The rover, called Curiosity, ushers in a new era of exploration that could turn up evidence that the Red Planet once had the necessary ingredients for life — or might even still harbor life today. NASA and administration officials were also quick to point to the success to counter criticism that the space agency had turned into a creaky bureaucracy incapable of matching its past glory.

“If anybody has been harboring doubts about the status of U.S. leadership in space,” John P. Holdren, the president’s science adviser, said at a news conference following the landing, “well, there’s a one-ton, automobile-size piece of American ingenuity, and it’s sitting on the surface of Mars right now.”

Among the various images that have so far been received by NASA and released to the public, two are so remarkable that there are hardly words to describe them.
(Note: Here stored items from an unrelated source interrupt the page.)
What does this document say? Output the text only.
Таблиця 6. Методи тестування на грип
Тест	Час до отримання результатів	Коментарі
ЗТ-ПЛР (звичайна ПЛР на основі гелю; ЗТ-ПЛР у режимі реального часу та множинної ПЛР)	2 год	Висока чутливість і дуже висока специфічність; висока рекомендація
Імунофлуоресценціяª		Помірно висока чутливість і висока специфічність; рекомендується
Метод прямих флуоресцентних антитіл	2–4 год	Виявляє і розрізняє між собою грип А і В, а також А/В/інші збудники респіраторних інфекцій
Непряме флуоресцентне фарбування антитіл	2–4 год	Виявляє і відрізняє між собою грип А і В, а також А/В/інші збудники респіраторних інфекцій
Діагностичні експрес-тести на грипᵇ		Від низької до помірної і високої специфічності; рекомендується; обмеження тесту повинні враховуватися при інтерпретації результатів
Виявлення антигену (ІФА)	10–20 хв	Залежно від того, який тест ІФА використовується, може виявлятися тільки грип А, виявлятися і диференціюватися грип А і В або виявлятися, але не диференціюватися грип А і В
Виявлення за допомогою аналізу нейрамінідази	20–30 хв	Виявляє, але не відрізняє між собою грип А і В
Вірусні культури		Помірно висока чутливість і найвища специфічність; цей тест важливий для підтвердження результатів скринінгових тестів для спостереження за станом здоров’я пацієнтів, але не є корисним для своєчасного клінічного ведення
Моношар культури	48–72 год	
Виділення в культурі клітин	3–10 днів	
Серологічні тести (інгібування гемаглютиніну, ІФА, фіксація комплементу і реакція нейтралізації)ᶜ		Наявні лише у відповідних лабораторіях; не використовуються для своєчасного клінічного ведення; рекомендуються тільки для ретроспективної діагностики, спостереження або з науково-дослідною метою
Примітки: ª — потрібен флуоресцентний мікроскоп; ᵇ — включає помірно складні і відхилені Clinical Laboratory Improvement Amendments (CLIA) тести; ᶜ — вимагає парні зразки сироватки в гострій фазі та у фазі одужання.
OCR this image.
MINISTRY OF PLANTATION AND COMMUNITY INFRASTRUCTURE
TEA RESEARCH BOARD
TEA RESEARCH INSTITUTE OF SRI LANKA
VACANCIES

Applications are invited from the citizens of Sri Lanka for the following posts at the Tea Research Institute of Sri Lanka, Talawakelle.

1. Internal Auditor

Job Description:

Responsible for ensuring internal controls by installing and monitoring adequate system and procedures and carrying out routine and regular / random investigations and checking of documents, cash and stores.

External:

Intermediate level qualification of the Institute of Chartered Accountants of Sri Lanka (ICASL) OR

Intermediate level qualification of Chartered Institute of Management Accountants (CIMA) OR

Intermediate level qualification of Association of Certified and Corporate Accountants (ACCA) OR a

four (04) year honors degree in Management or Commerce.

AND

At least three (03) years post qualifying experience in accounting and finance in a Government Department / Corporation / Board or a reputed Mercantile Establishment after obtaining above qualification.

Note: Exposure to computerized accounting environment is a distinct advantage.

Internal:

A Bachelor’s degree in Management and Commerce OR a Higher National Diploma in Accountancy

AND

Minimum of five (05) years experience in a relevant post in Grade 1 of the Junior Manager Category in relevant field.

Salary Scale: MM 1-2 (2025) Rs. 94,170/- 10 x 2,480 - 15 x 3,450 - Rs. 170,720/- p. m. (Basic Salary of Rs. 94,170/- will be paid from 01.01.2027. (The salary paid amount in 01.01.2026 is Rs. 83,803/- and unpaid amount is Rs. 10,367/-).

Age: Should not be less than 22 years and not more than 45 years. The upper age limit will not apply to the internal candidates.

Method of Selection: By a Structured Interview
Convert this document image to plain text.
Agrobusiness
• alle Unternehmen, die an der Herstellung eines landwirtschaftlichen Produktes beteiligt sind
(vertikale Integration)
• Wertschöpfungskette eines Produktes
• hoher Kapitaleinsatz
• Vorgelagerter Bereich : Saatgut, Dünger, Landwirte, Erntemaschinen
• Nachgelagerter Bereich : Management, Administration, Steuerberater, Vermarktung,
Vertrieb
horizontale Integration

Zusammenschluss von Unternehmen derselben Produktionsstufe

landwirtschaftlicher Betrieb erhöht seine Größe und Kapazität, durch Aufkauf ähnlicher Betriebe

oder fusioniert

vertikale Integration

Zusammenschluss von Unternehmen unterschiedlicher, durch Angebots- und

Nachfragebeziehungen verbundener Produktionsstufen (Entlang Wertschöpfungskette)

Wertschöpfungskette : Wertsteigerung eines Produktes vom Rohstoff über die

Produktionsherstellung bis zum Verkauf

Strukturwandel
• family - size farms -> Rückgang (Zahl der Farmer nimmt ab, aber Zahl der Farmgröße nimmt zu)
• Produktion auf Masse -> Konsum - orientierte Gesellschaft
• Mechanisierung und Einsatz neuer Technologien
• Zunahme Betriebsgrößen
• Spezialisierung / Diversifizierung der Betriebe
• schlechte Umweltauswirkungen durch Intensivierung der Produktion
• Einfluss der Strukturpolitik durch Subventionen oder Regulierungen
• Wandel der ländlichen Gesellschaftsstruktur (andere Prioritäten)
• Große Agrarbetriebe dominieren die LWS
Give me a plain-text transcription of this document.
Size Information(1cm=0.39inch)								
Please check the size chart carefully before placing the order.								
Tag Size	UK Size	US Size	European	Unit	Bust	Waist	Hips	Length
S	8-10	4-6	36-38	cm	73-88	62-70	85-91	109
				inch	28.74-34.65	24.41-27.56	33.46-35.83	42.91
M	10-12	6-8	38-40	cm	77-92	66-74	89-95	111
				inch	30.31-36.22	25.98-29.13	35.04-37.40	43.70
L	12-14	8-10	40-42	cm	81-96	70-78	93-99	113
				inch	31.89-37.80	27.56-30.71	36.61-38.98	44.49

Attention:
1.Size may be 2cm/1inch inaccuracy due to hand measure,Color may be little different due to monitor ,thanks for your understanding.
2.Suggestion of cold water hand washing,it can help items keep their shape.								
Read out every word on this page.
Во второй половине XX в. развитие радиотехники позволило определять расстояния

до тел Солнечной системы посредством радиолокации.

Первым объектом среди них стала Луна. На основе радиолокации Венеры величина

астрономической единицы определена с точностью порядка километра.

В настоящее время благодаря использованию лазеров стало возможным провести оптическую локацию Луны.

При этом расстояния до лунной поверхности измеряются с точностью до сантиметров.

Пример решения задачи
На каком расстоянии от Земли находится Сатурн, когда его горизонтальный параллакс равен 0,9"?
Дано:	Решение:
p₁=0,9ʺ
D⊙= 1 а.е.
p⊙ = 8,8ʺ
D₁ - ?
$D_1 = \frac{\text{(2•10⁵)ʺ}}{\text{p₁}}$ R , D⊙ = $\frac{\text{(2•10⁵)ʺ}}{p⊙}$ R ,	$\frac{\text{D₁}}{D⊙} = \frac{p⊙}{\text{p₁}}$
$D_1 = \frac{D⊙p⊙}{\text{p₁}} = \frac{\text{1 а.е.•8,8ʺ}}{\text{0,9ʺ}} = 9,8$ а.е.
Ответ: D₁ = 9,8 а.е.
Firstly, this picture, captured by the Mars Reconnaissance Orbiter, of Curiosity making it’s landing on Mars, with supersonic parachute deployed:

Curiosity, supersonic parachute deployed, descending to surface of Mars
Photo: NASA

I believe that this is the first ever image of a human spacecraft landing on another planetary body ever taken from this perspective, from above, by a satellite orbiting that body – certainly I have never seen a comparable image from the Apollo missions either landing on the Moon or returning to Earth. It is amazing to watch the human-made Curiosity spacecraft, so small in the vastness of space but representing the very pinnacle of our technical and engineering ability, operating precisely according to the commands of scientists many millions of miles away, and executing a landing on another world.

Also astonishing is this 4 frames/second low resolution video taken by Curiosity, covering the period from heatshield separation to landing on the Martian surface:

 

We can look forward to many more pictures – panoramic images in colour and in higher resolution – in the coming days, though some accomplishments will have to wait awhile:

Over the first week, Curiosity is to deploy its main antenna, raise a mast containing cameras, a rock-vaporizing laser and other instruments, and take its first panoramic shot of its surroundings.

NASA will spend the first weeks checking out Curiosity before embarking on the first drive. The rover will not scoop its first sample of Martian soil until mid-September at the earliest, and the first drilling into rock is not expected until October or November.

Hopefully the initial success of this mission represents a firm step toward an ultimate manned mission to Mars, with all of the resulting benefits to humanity that it would bring.